Kecenderungan anak-anak mengonsumsi obat stres tersebut, dikatakan memiliki alasan sendiri. Kata dia, anak-anak dapat mengakses informasi secara luas dari dawai yang mereka pegang.
Informasi yang didapatkan, lanjut Fidiansjah, belum tentu semuanya baik dan dalam pengawasan orang tua. Sehingga, hal itu dapat membentuk karakter dan kejiwaan anak-anak.
"Belum tentu pesatnya perkembangan zaman dan teknologi, juga memberikan hal positif. Bisa jadi, tanpa pengawasan dari orang tua menjadi sebaliknya," ungkapnya.
Bahkan pada 2020, Indonesia dan beberapa negara di dunia lainnya, masalah kesehatan jiwa akan menempati urutan kedua setelah penyakit jantung.
Data dari WHO dan juga analisis serta penelitian dari Kementerian Kesehatan yang tengah berlangsung menunjukkan gejala itu.
"Data kuantitasnya belum bisa kami berikan. Tetapi kecenderungan itu sudah terlihat jelas," ujarnya.
Perintahkan Razia
Dua orang penjual tanpa kios di Pasar Pramuka, Jakarta sempat menawarkan obat kesehatan jiwa jenis Alprazolam kepada Tribun beberapa waktu lalu. Keduanya, menyebutkan obat jenis itu sedang dicari anak-anak muda di Jakarta saat ini.

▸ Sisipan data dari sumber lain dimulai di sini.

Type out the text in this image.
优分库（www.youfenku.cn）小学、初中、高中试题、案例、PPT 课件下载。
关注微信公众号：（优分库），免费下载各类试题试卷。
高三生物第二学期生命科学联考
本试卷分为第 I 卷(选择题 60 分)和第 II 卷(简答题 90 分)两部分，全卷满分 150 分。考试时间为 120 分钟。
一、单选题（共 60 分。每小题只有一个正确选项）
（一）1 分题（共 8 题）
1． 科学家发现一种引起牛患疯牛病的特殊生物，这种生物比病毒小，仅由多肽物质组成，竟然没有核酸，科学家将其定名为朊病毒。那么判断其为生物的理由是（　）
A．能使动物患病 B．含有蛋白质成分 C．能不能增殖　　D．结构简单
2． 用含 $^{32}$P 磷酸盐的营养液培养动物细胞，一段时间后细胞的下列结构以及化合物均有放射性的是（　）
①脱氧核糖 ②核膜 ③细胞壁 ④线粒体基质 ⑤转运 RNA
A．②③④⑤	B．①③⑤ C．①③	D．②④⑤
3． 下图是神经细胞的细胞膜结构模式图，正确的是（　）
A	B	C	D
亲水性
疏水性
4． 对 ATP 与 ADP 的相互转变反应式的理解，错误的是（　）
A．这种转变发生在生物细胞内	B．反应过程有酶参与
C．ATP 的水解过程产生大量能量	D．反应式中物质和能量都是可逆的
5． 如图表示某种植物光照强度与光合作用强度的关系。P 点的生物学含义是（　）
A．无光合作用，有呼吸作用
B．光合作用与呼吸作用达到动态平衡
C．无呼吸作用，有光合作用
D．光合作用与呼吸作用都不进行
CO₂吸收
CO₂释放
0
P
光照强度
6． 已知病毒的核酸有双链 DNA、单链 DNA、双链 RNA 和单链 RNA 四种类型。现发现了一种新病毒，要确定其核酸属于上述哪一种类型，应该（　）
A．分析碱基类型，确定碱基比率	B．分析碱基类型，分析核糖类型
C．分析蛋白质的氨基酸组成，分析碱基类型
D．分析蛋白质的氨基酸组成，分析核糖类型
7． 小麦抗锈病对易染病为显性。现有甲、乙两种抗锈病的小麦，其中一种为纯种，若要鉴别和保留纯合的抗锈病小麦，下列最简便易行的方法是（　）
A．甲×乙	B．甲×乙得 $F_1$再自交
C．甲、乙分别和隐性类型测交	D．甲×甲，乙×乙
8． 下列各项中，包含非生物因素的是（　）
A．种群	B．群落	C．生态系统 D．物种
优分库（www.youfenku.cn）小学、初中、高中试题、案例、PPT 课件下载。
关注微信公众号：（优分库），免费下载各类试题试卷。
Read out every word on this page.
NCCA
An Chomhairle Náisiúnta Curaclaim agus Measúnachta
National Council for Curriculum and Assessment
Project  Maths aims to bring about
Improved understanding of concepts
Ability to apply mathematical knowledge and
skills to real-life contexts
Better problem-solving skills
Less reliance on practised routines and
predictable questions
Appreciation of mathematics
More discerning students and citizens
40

"Ini lagi nge-tren sekarang. Hati-hati ketahuan polisi," kata seorang penjual kepada Tribun waktu itu.
Dia menjelaskan khasiat obat itu untuk menghilangkan depresi akut seseorang. Obat jenis Alprazolam itu juga disebut-sebut lebih ampuh dibanding obat PCC yang tengah menjadi perbincangan.
"Bagus ini daripada PCC," tandas pria itu seraya memperlihatkan obat berdosis 0,5 miligram tersebut.

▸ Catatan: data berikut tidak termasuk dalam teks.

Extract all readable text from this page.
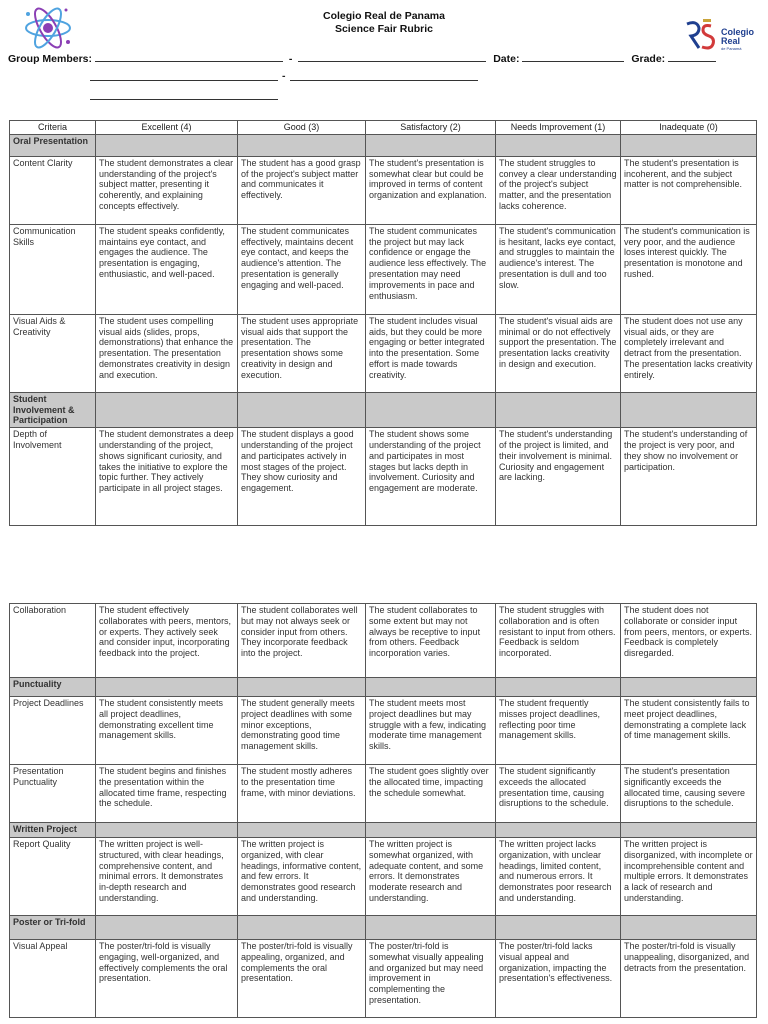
Colegio Real de Panama
Science Fair Rubric	Colegio
Real
de Panamá
Group Members:	-	Date:	Grade:
-
Criteria	Excellent (4)	Good (3)	Satisfactory (2)	Needs Improvement (1)	Inadequate (0)
Oral Presentation					
Content Clarity	The student demonstrates a clear understanding of the project's subject matter, presenting it coherently, and explaining concepts effectively.	The student has a good grasp of the project's subject matter and communicates it effectively.	The student's presentation is somewhat clear but could be improved in terms of content organization and explanation.	The student struggles to convey a clear understanding of the project's subject matter, and the presentation lacks coherence.	The student's presentation is incoherent, and the subject matter is not comprehensible.
Communication Skills	The student speaks confidently, maintains eye contact, and engages the audience. The presentation is engaging, enthusiastic, and well-paced.	The student communicates effectively, maintains decent eye contact, and keeps the audience's attention. The presentation is generally engaging and well-paced.	The student communicates the project but may lack confidence or engage the audience less effectively. The presentation may need improvements in pace and enthusiasm.	The student's communication is hesitant, lacks eye contact, and struggles to maintain the audience's interest. The presentation is dull and too slow.	The student's communication is very poor, and the audience loses interest quickly. The presentation is monotone and rushed.
Visual Aids & Creativity	The student uses compelling visual aids (slides, props, demonstrations) that enhance the presentation. The presentation demonstrates creativity in design and execution.	The student uses appropriate visual aids that support the presentation. The presentation shows some creativity in design and execution.	The student includes visual aids, but they could be more engaging or better integrated into the presentation. Some effort is made towards creativity.	The student's visual aids are minimal or do not effectively support the presentation. The presentation lacks creativity in design and execution.	The student does not use any visual aids, or they are completely irrelevant and detract from the presentation. The presentation lacks creativity entirely.
Student Involvement & Participation					
Depth of Involvement	The student demonstrates a deep understanding of the project, shows significant curiosity, and takes the initiative to explore the topic further. They actively participate in all project stages.	The student displays a good understanding of the project and participates actively in most stages of the project. They show curiosity and engagement.	The student shows some understanding of the project and participates in most stages but lacks depth in involvement. Curiosity and engagement are moderate.	The student's understanding of the project is limited, and their involvement is minimal. Curiosity and engagement are lacking.	The student's understanding of the project is very poor, and they show no involvement or participation.
Collaboration	The student effectively collaborates with peers, mentors, or experts. They actively seek and consider input, incorporating feedback into the project.	The student collaborates well but may not always seek or consider input from others. They incorporate feedback into the project.	The student collaborates to some extent but may not always be receptive to input from others. Feedback incorporation varies.	The student struggles with collaboration and is often resistant to input from others. Feedback is seldom incorporated.	The student does not collaborate or consider input from peers, mentors, or experts. Feedback is completely disregarded.
Punctuality					
Project Deadlines	The student consistently meets all project deadlines, demonstrating excellent time management skills.	The student generally meets project deadlines with some minor exceptions, demonstrating good time management skills.	The student meets most project deadlines but may struggle with a few, indicating moderate time management skills.	The student frequently misses project deadlines, reflecting poor time management skills.	The student consistently fails to meet project deadlines, demonstrating a complete lack of time management skills.
Presentation Punctuality	The student begins and finishes the presentation within the allocated time frame, respecting the schedule.	The student mostly adheres to the presentation time frame, with minor deviations.	The student goes slightly over the allocated time, impacting the schedule somewhat.	The student significantly exceeds the allocated presentation time, causing disruptions to the schedule.	The student's presentation significantly exceeds the allocated time, causing severe disruptions to the schedule.
Written Project					
Report Quality	The written project is well-structured, with clear headings, comprehensive content, and minimal errors. It demonstrates in-depth research and understanding.	The written project is organized, with clear headings, informative content, and few errors. It demonstrates good research and understanding.	The written project is somewhat organized, with adequate content, and some errors. It demonstrates moderate research and understanding.	The written project lacks organization, with unclear headings, limited content, and numerous errors. It demonstrates poor research and understanding.	The written project is disorganized, with incomplete or incomprehensible content and multiple errors. It demonstrates a lack of research and understanding.
Poster or Tri-fold					
Visual Appeal	The poster/tri-fold is visually engaging, well-organized, and effectively complements the oral presentation.	The poster/tri-fold is visually appealing, organized, and complements the oral presentation.	The poster/tri-fold is somewhat visually appealing and organized but may need improvement in complementing the presentation.	The poster/tri-fold lacks visual appeal and organization, impacting the presentation's effectiveness.	The poster/tri-fold is visually unappealing, disorganized, and detracts from the presentation.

Obat yang ditawarkan dengan harga Rp 70 ribu untuk delapan pil itu, kemudian Tribun tunjukkan kepada Kasubdit Pengawasan Direktorat Pengawasan BPOM, Wardono.
Kata dia, obat yang didapatkan oleh Tribun dari Pasar Pramuka sudah tergolong Narkotika dan dilarang peredarannya.
"Ini sudah Napza. Tidak boleh beredar," jelas dia saat ditemui usai konfrensi pers penemuan jutaan pil PCC di Direktorat Narkoba Mabes Polri, Jakarta.